Она нашла место у леера, на шумной, забитой людьми палубе. Отчаянно вглядывалась вниз, отыскивая его в толпе провожающих. Вот он! Стоял чуть в стороне, на самом краю бетонной плиты, одинокий. Поднял руку. Не улыбался. Просто махал. Медленно, как-то заторможенно. Его сильная, ловкая фигура, которая всегда казалась ей такой надежной, такой непоколебимой во дворе, когда он копался в моторе чьей-нибудь «копейки», вдруг стала уменьшаться. Таять на фоне грязно-белых корпусов катеров и синевы бухты. Уменьшающаяся фигура Саши стала зримым символом уходящего детства и первой, слепой веры в нерушимость чувств.
Паром дрогнул, заурчали винты, вода забурлила у кормы. Расстояние между ними начало расти неумолимо. Бетонный причал, Саша, родной берег – все это медленно поплыло назад. Ольга махала рукой изо всех сил, улыбалась сквозь слезы, кричала что-то, но ее голос тонул в шуме мотора и криках чаек. Она видела, как он кривит рот в ответ, машет еще отчаяннее.
И тут, глядя на эту удаляющуюся, одинокую фигурку, Ольгу накрыла волна. Не азарта. Не радостного ожидания. Острая, щемящая тревога. Она пришла не из головы, а из самого нутра, из того места, где минуту назад был комок страха.

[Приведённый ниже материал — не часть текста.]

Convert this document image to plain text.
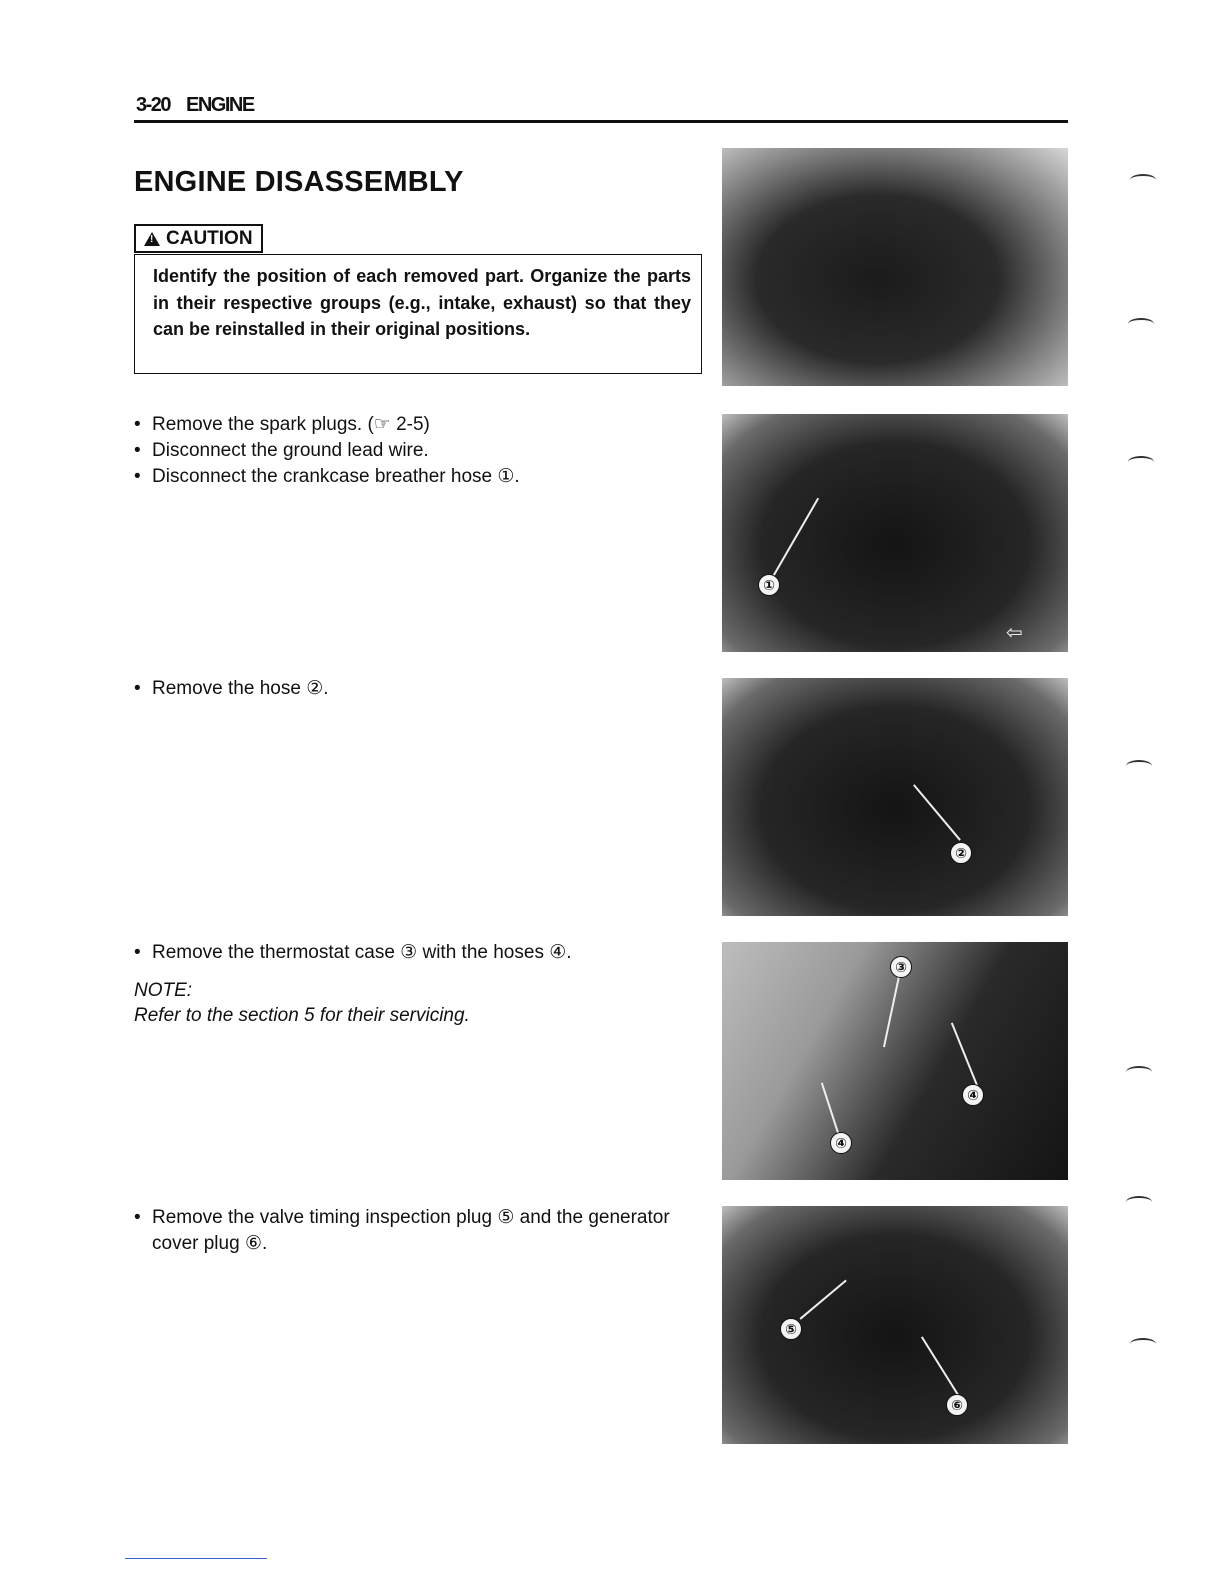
3-20 ENGINE
ENGINE DISASSEMBLY
!
CAUTION
Identify the position of each removed part. Organize the parts in their respective groups (e.g., intake, exhaust) so that they can be reinstalled in their original positions.
• Remove the spark plugs. (☞ 2-5)
• Disconnect the ground lead wire.
• Disconnect the crankcase breather hose ①.
• Remove the hose ②.
• Remove the thermostat case ③ with the hoses ④.
NOTE:
Refer to the section 5 for their servicing.
• Remove the valve timing inspection plug ⑤ and the generator cover plug ⑥.
①
⇦
②
③
④
④
⑤
⑥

Предчувствие. Тяжелое, холодное. Что что-то ломается. Что этот берег, этот запах сирени и тополей, этот мальчик с лучистыми глазами – все это остается там, на раскаленном причале. А она плывет не просто в Москву. Она плывет в другую жизнь. Где все будет по-другому. И назад пути не будет. Никогда.

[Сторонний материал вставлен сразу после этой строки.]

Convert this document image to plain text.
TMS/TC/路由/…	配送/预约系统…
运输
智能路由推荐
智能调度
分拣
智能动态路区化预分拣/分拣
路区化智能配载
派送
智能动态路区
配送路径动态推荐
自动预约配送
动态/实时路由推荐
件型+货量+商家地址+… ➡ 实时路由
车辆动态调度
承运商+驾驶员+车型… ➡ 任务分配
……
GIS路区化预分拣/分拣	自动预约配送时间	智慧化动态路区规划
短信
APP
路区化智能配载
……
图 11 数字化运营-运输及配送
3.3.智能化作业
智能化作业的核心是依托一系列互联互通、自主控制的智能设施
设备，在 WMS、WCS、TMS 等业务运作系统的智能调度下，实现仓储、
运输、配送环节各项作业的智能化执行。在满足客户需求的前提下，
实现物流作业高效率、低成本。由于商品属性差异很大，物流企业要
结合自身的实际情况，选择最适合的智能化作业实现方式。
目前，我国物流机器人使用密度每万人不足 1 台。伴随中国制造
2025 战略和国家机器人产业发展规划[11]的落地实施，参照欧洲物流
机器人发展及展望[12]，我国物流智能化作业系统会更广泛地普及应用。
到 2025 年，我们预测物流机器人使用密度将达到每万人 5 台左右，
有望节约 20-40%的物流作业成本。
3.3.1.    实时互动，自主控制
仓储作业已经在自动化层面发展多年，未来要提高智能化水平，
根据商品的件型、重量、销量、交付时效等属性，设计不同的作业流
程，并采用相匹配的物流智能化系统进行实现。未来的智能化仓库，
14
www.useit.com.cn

Сердце екнуло от боли и страха. Но тут же, как противовес, поднялась волна гордости. Она сделала это! Поступила! Уезжала одна, в огромный, незнакомый город, начинать взрослую жизнь. Это был ее первый самостоятельный шаг. Смелый. Решительный. Полный возможностей, о которых она тогда только смутно догадывалась. Она не просто Сашина Олька. Она – Ольга, студентка престижного московского института. Это знание согревало изнутри, придавало сил.
Она вцепилась взглядом в удаляющуюся точку на берегу, пока причал не превратился в размытую полоску, а Саша – в неразличимую пылинку. Клятвы, звонкие и искренние, еще витали в ее сознании: «Каждый день! Пиши! Клянусь!» В них была вся сила их тогдашней веры, их юной, нерастраченной любви, их наивной убежденности в своем «бессмертии». Она верила в них. Пока верила. Махала рукой пустому горизонту, махала своему детству. Махала своей первой, чистой вере. И не знала, что машет навсегда.